Lab members gravitated towards one creative technical solution: a “synthetic scenario” map. Rather than geolocating the flooding data onto a real map of the south side, lab members suggested that stewards of this data project could abstract some key details from each entry and place them on an invented map. Using metadata for each entry (such as local levels of imperviousness, elevation, and proximity to other entries), residents could build a map that communicates real information regarding flooding incidents and the relationships between them, without revealing actual latitude and longitude coordinates. While lab members were not aware of examples where people had done this before, one member noted that this kind of data presentation bears considerable resemblance to various environmental models, including models used for planning purposes within marine conservation.
One lab member with experience working on community projects raised concerns about the labor and resources required to maintain this kind of synthetic map. Another suggested though that much of this work would be upfront: as data stewards decided what kind of abstracted or anonymized metadata to include in the synthetic map. Once clear abstraction procedures were set, a simple software could scrape the relevant data from resident’s entries, or even from their photos, and plug it into the synthetic scenario. This process could even be “gamified” to motivate people to submit data regularly.
One lab member noted, if residents were to use this medium, they could also avoid sharing photos all together, completely removing one of the major risk factors. Instead, data stewards could simply articulate an agreed upon scale for ranking the severity of a particular flood based on an image. The synthetic scenario map could store this rating, which could then be freely shared, without the photos needing to circulate at all.
Lab members were keen to note though that any technical solution required clear data governance procedures. A data sharing agreement would be an important prerequisite for building any synthetic map, with residents determining precisely what information should be included on the eventual map and with whom it could be shared. Indeed, some lab members indicated that, depending on community goals, a good data sharing agreement might make a synthetic map unnecessary.

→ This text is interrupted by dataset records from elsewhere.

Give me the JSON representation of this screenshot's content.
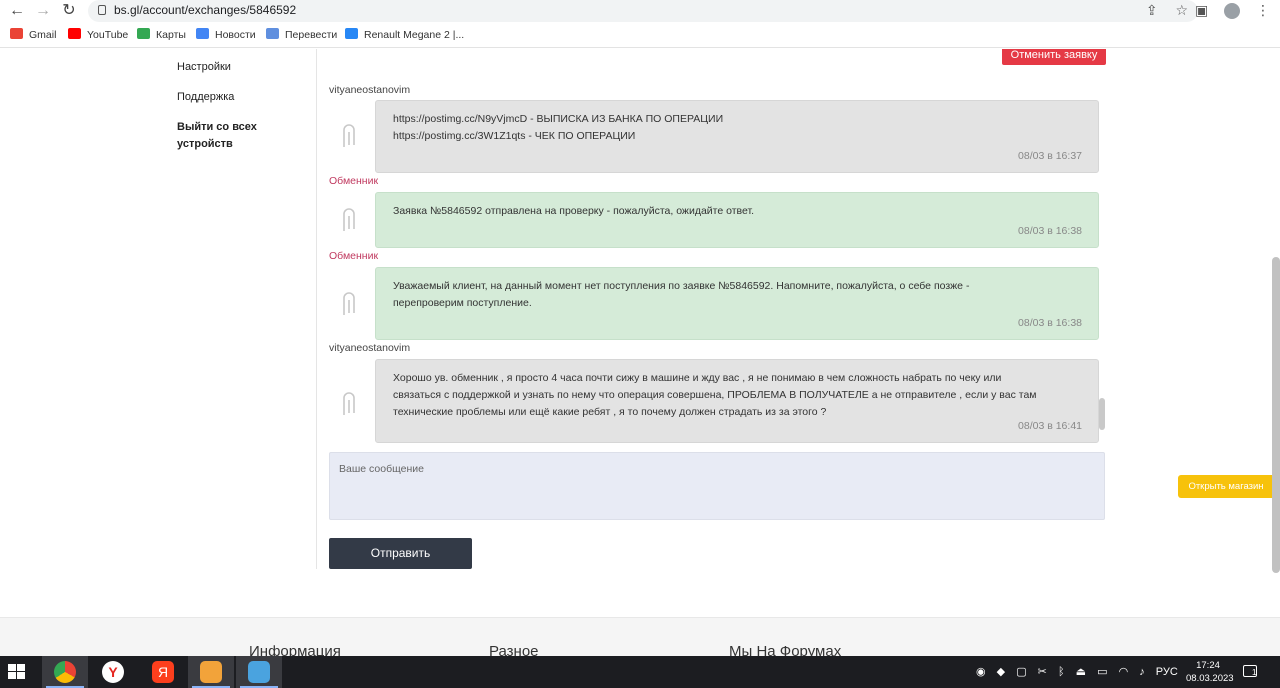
{
  "browser": {
    "url": "bs.gl/account/exchanges/5846592",
    "bookmarks": [
      "Gmail",
      "YouTube",
      "Карты",
      "Новости",
      "Перевести",
      "Renault Megane 2 |..."
    ]
  },
  "sidebar": {
    "items": [
      "Настройки",
      "Поддержка",
      "Выйти со всех устройств"
    ]
  },
  "cancel_button": "Отменить заявку",
  "messages": [
    {
      "author": "vityaneostanovim",
      "type": "user",
      "lines": [
        "https://postimg.cc/N9yVjmcD - ВЫПИСКА ИЗ БАНКА ПО ОПЕРАЦИИ",
        "https://postimg.cc/3W1Z1qts - ЧЕК ПО ОПЕРАЦИИ"
      ],
      "time": "08/03 в 16:37"
    },
    {
      "author": "Обменник",
      "type": "exchanger",
      "lines": [
        "Заявка №5846592 отправлена на проверку - пожалуйста, ожидайте ответ."
      ],
      "time": "08/03 в 16:38"
    },
    {
      "author": "Обменник",
      "type": "exchanger",
      "lines": [
        "Уважаемый клиент, на данный момент нет поступления по заявке №5846592. Напомните, пожалуйста, о себе позже -",
        "перепроверим поступление."
      ],
      "time": "08/03 в 16:38"
    },
    {
      "author": "vityaneostanovim",
      "type": "user",
      "lines": [
        "Хорошо ув. обменник , я просто 4 часа почти сижу в машине и жду вас , я не понимаю в чем сложность набрать по чеку или",
        "связаться с поддержкой и узнать по нему что операция совершена, ПРОБЛЕМА В ПОЛУЧАТЕЛЕ а не отправителе , если у вас там",
        "технические проблемы или ещё какие ребят , я то почему должен страдать из за этого ?"
      ],
      "time": "08/03 в 16:41"
    }
  ],
  "compose": {
    "placeholder": "Ваше сообщение"
  },
  "send_button": "Отправить",
  "shop_button": "Открыть магазин",
  "footer": {
    "headings": [
      "Информация",
      "Разное",
      "Мы На Форумах"
    ]
  },
  "taskbar": {
    "language": "РУС",
    "time": "17:24",
    "date": "08.03.2023",
    "notifications": "1"
  },
  "colors": {
    "cancel": "#e53945",
    "send": "#333a47",
    "shop": "#f7c20b",
    "exchanger_name": "#c0395f",
    "green_bubble": "#d5ebd8",
    "gray_bubble": "#e3e3e3"
  }
}
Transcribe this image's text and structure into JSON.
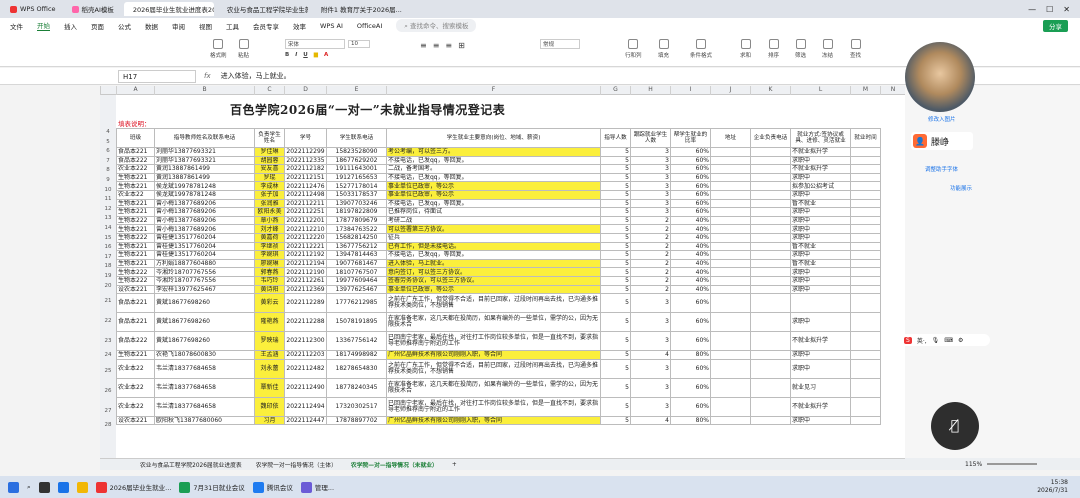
{
  "tabs": [
    "WPS Office",
    "稻壳AI模板",
    "2026届毕业生就业进度表2026-7-20",
    "农业与食品工程学院毕业生就业...",
    "附件1 教育厅关于2026届..."
  ],
  "menu": [
    "文件",
    "开始",
    "插入",
    "页面",
    "公式",
    "数据",
    "审阅",
    "视图",
    "工具",
    "会员专享",
    "效率",
    "WPS AI",
    "OfficeAI"
  ],
  "menu_selected": "开始",
  "search_placeholder": "查找命令、搜索模板",
  "share_label": "分享",
  "ribbon_labels": [
    "格式刷",
    "粘贴",
    "宋体",
    "10",
    "常规",
    "行和列",
    "填充",
    "排序",
    "查找",
    "条件格式",
    "单元格样式",
    "表格样式",
    "求和",
    "筛选",
    "冻结",
    "工作表"
  ],
  "name_box": "H17",
  "formula_fx": "fx",
  "formula_text": "进入体验，马上就业。",
  "col_letters": [
    "A",
    "B",
    "C",
    "D",
    "E",
    "F",
    "G",
    "H",
    "I",
    "J",
    "K",
    "L",
    "M",
    "N",
    "O"
  ],
  "title": "百色学院2026届“一对一”未就业指导情况登记表",
  "note": "填表说明：",
  "headers": [
    "班级",
    "指导教师姓名及联系电话",
    "负责学生姓名",
    "学号",
    "学生联系电话",
    "学生就业主要意向(岗位、地域、薪资)",
    "指导人数",
    "跟踪就业学生人数",
    "帮学生就业的比率",
    "地址",
    "企业负责电话",
    "就业方式:签协议或具、进修、灵活就业",
    "就业时间"
  ],
  "rows": [
    {
      "n": "4",
      "cls": "食品本221",
      "teacher": "刘丽华13877693321",
      "stu": "罗佳琳",
      "id": "2022112299",
      "tel": "15823528090",
      "intent": "考公考编，可以签三方。",
      "hl": true,
      "a": "5",
      "b": "3",
      "pct": "60%",
      "mode": "不就业拟升学"
    },
    {
      "n": "5",
      "cls": "食品本222",
      "teacher": "刘丽华13877693321",
      "stu": "胡园蓉",
      "id": "2022112335",
      "tel": "18677629202",
      "intent": "不接电话，已发qq，等回复。",
      "hl": false,
      "a": "5",
      "b": "3",
      "pct": "60%",
      "mode": "求职中"
    },
    {
      "n": "6",
      "cls": "农业本222",
      "teacher": "黄润13887861499",
      "stu": "安友喜",
      "id": "2022112182",
      "tel": "19111643001",
      "intent": "二战，备考国考。",
      "hl": false,
      "a": "5",
      "b": "3",
      "pct": "60%",
      "mode": "不就业拟升学"
    },
    {
      "n": "7",
      "cls": "生物本221",
      "teacher": "黄润13887861499",
      "stu": "罗琨",
      "id": "2022112151",
      "tel": "19127165653",
      "intent": "不接电话，已发qq，等回复。",
      "hl": false,
      "a": "5",
      "b": "3",
      "pct": "60%",
      "mode": "求职中"
    },
    {
      "n": "8",
      "cls": "生物本221",
      "teacher": "侯龙斌19978781248",
      "stu": "李成林",
      "id": "2022112476",
      "tel": "15277178014",
      "intent": "事业单位已政审，等公示",
      "hl": true,
      "a": "5",
      "b": "3",
      "pct": "60%",
      "mode": "拟参加公招考试"
    },
    {
      "n": "9",
      "cls": "农业本22",
      "teacher": "侯龙斌19978781248",
      "stu": "张子加",
      "id": "2022112498",
      "tel": "15033178537",
      "intent": "事业单位已政审，等公示",
      "hl": true,
      "a": "5",
      "b": "3",
      "pct": "60%",
      "mode": "求职中"
    },
    {
      "n": "10",
      "cls": "生物本221",
      "teacher": "曾小梅13877689206",
      "stu": "张润雅",
      "id": "2022112211",
      "tel": "13907703246",
      "intent": "不接电话，已发qq，等回复。",
      "hl": false,
      "a": "5",
      "b": "3",
      "pct": "60%",
      "mode": "暂不就业"
    },
    {
      "n": "11",
      "cls": "生物本221",
      "teacher": "曾小梅13877689206",
      "stu": "欧阳永美",
      "id": "2022112251",
      "tel": "18197822809",
      "intent": "已推荐岗位，待面试",
      "hl": false,
      "a": "5",
      "b": "3",
      "pct": "60%",
      "mode": "求职中"
    },
    {
      "n": "12",
      "cls": "生物本222",
      "teacher": "曾小梅13877689206",
      "stu": "覃小燕",
      "id": "2022112201",
      "tel": "17877809679",
      "intent": "考研二战",
      "hl": false,
      "a": "5",
      "b": "2",
      "pct": "40%",
      "mode": "求职中"
    },
    {
      "n": "13",
      "cls": "生物本221",
      "teacher": "曾小梅13877689206",
      "stu": "刘才峰",
      "id": "2022112210",
      "tel": "17384763522",
      "intent": "可以签署第三方协议。",
      "hl": true,
      "a": "5",
      "b": "2",
      "pct": "40%",
      "mode": "求职中"
    },
    {
      "n": "14",
      "cls": "生物本222",
      "teacher": "曾桂捷13517760204",
      "stu": "黄嘉荷",
      "id": "2022112220",
      "tel": "15682814250",
      "intent": "征兵",
      "hl": false,
      "a": "5",
      "b": "2",
      "pct": "40%",
      "mode": "求职中"
    },
    {
      "n": "15",
      "cls": "生物本221",
      "teacher": "曾桂捷13517760204",
      "stu": "李继祯",
      "id": "2022112221",
      "tel": "13677756212",
      "intent": "已有工作，但是未接电话。",
      "hl": true,
      "a": "5",
      "b": "2",
      "pct": "40%",
      "mode": "暂不就业"
    },
    {
      "n": "16",
      "cls": "生物本221",
      "teacher": "曾桂捷13517760204",
      "stu": "李婉琪",
      "id": "2022112192",
      "tel": "13947814463",
      "intent": "不接电话，已发qq，等回复。",
      "hl": false,
      "a": "5",
      "b": "2",
      "pct": "40%",
      "mode": "求职中"
    },
    {
      "n": "17",
      "cls": "生物本221",
      "teacher": "方利娟18877604880",
      "stu": "廖婉琳",
      "id": "2022112194",
      "tel": "19077681467",
      "intent": "进入体验，马上就业。",
      "hl": true,
      "a": "5",
      "b": "2",
      "pct": "40%",
      "mode": "暂不就业"
    },
    {
      "n": "18",
      "cls": "生物本222",
      "teacher": "岑湘玲18707767556",
      "stu": "郭春燕",
      "id": "2022112190",
      "tel": "18107767507",
      "intent": "意向签订，可以签三方协议。",
      "hl": true,
      "a": "5",
      "b": "2",
      "pct": "40%",
      "mode": "求职中"
    },
    {
      "n": "19",
      "cls": "生物本222",
      "teacher": "岑湘玲18707767556",
      "stu": "韦巧玲",
      "id": "2022112261",
      "tel": "19977609464",
      "intent": "签署劳务协议，可以签三方协议。",
      "hl": true,
      "a": "5",
      "b": "2",
      "pct": "40%",
      "mode": "求职中"
    },
    {
      "n": "20",
      "cls": "设农本221",
      "teacher": "李宏梓13977625467",
      "stu": "黄诗阳",
      "id": "2022112369",
      "tel": "13977625467",
      "intent": "事业单位已政审，等公示",
      "hl": true,
      "a": "5",
      "b": "2",
      "pct": "40%",
      "mode": "求职中"
    },
    {
      "n": "21",
      "cls": "食品本221",
      "teacher": "黄斌18677698260",
      "stu": "黄彩云",
      "id": "2022112289",
      "tel": "17776212985",
      "intent": "之前在广东工作，但觉得不合适，目前已回家，过段时间再出去找，已沟通多推荐技术类岗位，不想销售",
      "hl": false,
      "tall": true,
      "a": "5",
      "b": "3",
      "pct": "60%",
      "mode": ""
    },
    {
      "n": "22",
      "cls": "食品本221",
      "teacher": "黄斌18677698260",
      "stu": "隆艳燕",
      "id": "2022112288",
      "tel": "15078191895",
      "intent": "在家准备老家，这几天都在投简历，如果有编外的一些单位，需学的公，因为无限技术合",
      "hl": false,
      "tall": true,
      "a": "5",
      "b": "3",
      "pct": "60%",
      "mode": "求职中"
    },
    {
      "n": "23",
      "cls": "食品本222",
      "teacher": "黄斌18677698260",
      "stu": "罗映瑞",
      "id": "2022112300",
      "tel": "13367756142",
      "intent": "已回南宁老家，最后在找，对往打工作岗位较多单位，但是一直找不到，要求指导老师推荐南宁附近的工作",
      "hl": false,
      "tall": true,
      "a": "5",
      "b": "3",
      "pct": "60%",
      "mode": "不就业拟升学"
    },
    {
      "n": "24",
      "cls": "生物本221",
      "teacher": "农艳飞18078600830",
      "stu": "王孟涵",
      "id": "2022112203",
      "tel": "18174998982",
      "intent": "广州亿晶鲜技术有限公司刚刚入职，等合同",
      "hl": true,
      "a": "5",
      "b": "4",
      "pct": "80%",
      "mode": "求职中"
    },
    {
      "n": "25",
      "cls": "农业本22",
      "teacher": "韦兰清18377684658",
      "stu": "刘永蕾",
      "id": "2022112482",
      "tel": "18278654830",
      "intent": "之前在广东工作，但觉得不合适，目前已回家，过段时间再出去找，已沟通多推荐技术类岗位，不想销售",
      "hl": false,
      "tall": true,
      "a": "5",
      "b": "3",
      "pct": "60%",
      "mode": "求职中"
    },
    {
      "n": "26",
      "cls": "农业本22",
      "teacher": "韦兰清18377684658",
      "stu": "覃新佳",
      "id": "2022112490",
      "tel": "18778240345",
      "intent": "在家准备老家，这几天都在投简历，如果有编外的一些单位，需学的公，因为无限技术合",
      "hl": false,
      "tall": true,
      "a": "5",
      "b": "3",
      "pct": "60%",
      "mode": "就业见习"
    },
    {
      "n": "27",
      "cls": "农业本22",
      "teacher": "韦兰清18377684658",
      "stu": "魏印依",
      "id": "2022112494",
      "tel": "17320302517",
      "intent": "已回南宁老家，最后在找，对往打工作岗位较多单位，但是一直找不到，要求指导老师推荐南宁附近的工作",
      "hl": false,
      "tall": true,
      "a": "5",
      "b": "3",
      "pct": "60%",
      "mode": "不就业拟升学"
    },
    {
      "n": "28",
      "cls": "设农本221",
      "teacher": "欧阳秋飞13877680060",
      "stu": "习月",
      "id": "2022112447",
      "tel": "17878897702",
      "intent": "广州亿晶鲜技术有限公司刚刚入职，等合同",
      "hl": true,
      "a": "5",
      "b": "4",
      "pct": "80%",
      "mode": "求职中"
    }
  ],
  "sheet_tabs": [
    "农业与食品工程学院2026届就业进度表",
    "农学院一对一指导情况（主体）",
    "农学院—对—指导情况（未就业）"
  ],
  "sheet_tab_active": "农学院—对—指导情况（未就业）",
  "zoom": "115%",
  "meeting": {
    "speaker_name": "滕峥",
    "side_links": [
      "修改入图片",
      "调整助手字体",
      "功能展示"
    ]
  },
  "floating_toolbar": "英·,",
  "taskbar": {
    "items": [
      "2026届毕业生就业...",
      "7月31日就业会议",
      "腾讯会议",
      "管理..."
    ],
    "time": "15:38",
    "date": "2026/7/31"
  }
}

These labs inform OEDP’s broader data stewardship work, including our ongoing Community Data Hub model design process. As that work proceeds, various themes from this Lab are worth revisiting:
- Good data governance, including sound technical choices, depend upon early and iterative conversations between the various parties involved in a given project. Many of the potential risks data projects face can be mitigated by articulating clear data sharing agreements prior to data collection. How can we incentivize these kinds of foundation-building conversations, even in cases where urgency may be a primary concern?
- Knowing that data stewardship is both a technical and social process, our CDH model should embrace a holistic approach, which explores the full range of technical tools available and builds an integrated social infrastructure, all while considering questions of power. Data governance procedures should create space to recognize the unique and worthy knowledge of every party involved in data stewardship, be they community members or visiting researchers.